L’article 138 du code de procédure civile dispose que « Si, dans le cours d’une instance, une partie entend faire état d’un acte authentique ou sous seing privé auquel elle n’a pas été partie ou d’une pièce détenue par un tiers, elle peut demander au juge saisi de l’affaire d’ordonner la délivrance d’une expédition ou la production de l’acte ou de la pièce. »
L’article 139 du code de procédure civile dispose que « La demande est faite sans forme.
Le juge, s’il estime cette demande fondée, ordonne la délivrance ou la production de l’acte ou de la pièce, en original, en copie ou en extrait selon le cas, dans les conditions et sous les garanties qu’il fixe, au besoin à peine d’astreinte. »
L’article 18 de la loi du 10 juillet 1965 dispose que « I. – Indépendamment des pouvoirs qui lui sont conférés par d’autres dispositions de la présente loi ou par une délibération spéciale de l’assemblée générale, le syndic est chargé, dans les conditions qui seront éventuellement définies par le décret prévu à l’article 47 ci-dessous :
(…)- d’assurer la conservation des archives relatives au syndicat des copropriétaires. La décision de confier les archives du syndicat des copropriétaires à une entreprise spécialisée aux frais dudit syndicat est prise à la majorité des voix de tous les copropriétaires. Une telle décision ne peut donner lieu à aucune rémunération complémentaire au profit du syndic ; ».
L’article 18-1 du la loi du 10 juillet 1965 dispose que « Pendant le délai s’écoulant entre la convocation de l’assemblée générale appelée à connaître des comptes et la tenue de celle-ci, les pièces justificatives des charges de copropriété, notamment les factures, les contrats de fourniture et d’exploitation en cours et leurs avenants, la quantité consommée et le prix unitaire ou forfaitaire de chacune des catégories de charges, ainsi que, le cas échéant, une note d’information sur les modalités de calcul des charges de chauffage, de refroidissement et de production d’eau chaude sanitaire collectifs, sont tenues à la disposition de tous les copropriétaires par le syndic, selon des modalités précisées par décret en Conseil d’Etat. »
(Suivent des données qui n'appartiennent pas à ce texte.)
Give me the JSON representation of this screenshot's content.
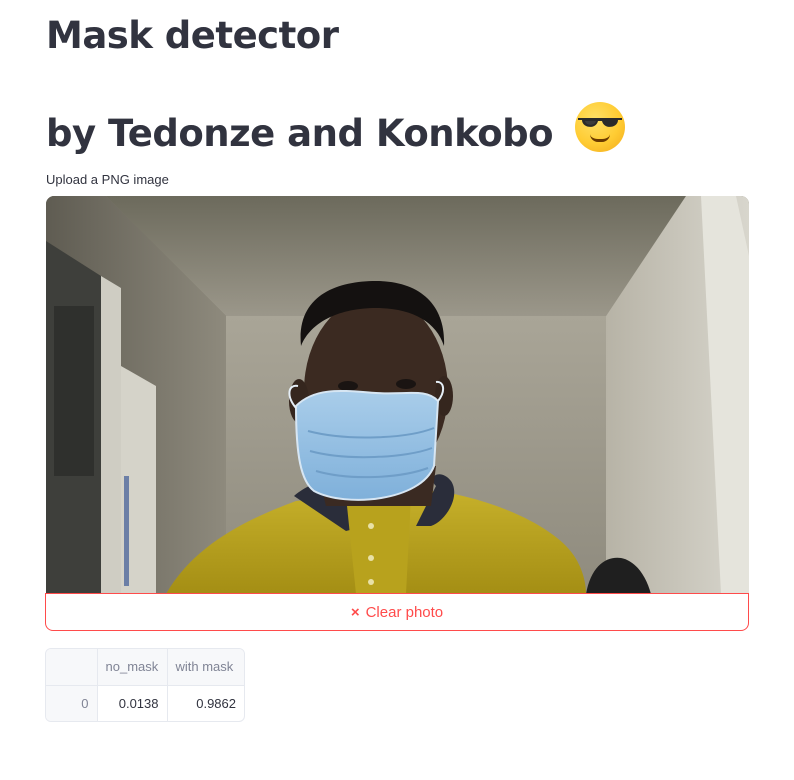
{
  "header": {
    "title": "Mask detector",
    "subtitle": "by Tedonze and Konkobo",
    "subtitle_emoji": "smiling-face-with-sunglasses-icon"
  },
  "uploader": {
    "label": "Upload a PNG image",
    "clear_button_label": "Clear photo",
    "clear_icon": "×",
    "clear_icon_name": "close-icon"
  },
  "results_table": {
    "columns": [
      "",
      "no_mask",
      "with mask"
    ],
    "rows": [
      {
        "index": "0",
        "no_mask": "0.0138",
        "with_mask": "0.9862"
      }
    ]
  },
  "colors": {
    "text": "#31333f",
    "accent": "#ff4b4b",
    "muted": "#808495",
    "border": "#e6e9ef"
  }
}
L’article 9-1 du décret du 17 mars 1967 dispose que « Pendant le délai s’écoulant entre la convocation de l’assemblée générale appelée à connaître des comptes et la tenue de celle-ci, le syndic tient les pièces justificatives des charges mentionnées à l’article 18-1 de la loi du 10 juillet 1965 susvisée, en original ou en copie, et classées par catégories à la disposition de chaque copropriétaire pendant une durée qui ne peut être inférieure à un jour ouvré et doit être, en tout cas, appropriée à la dimension de la copropriété.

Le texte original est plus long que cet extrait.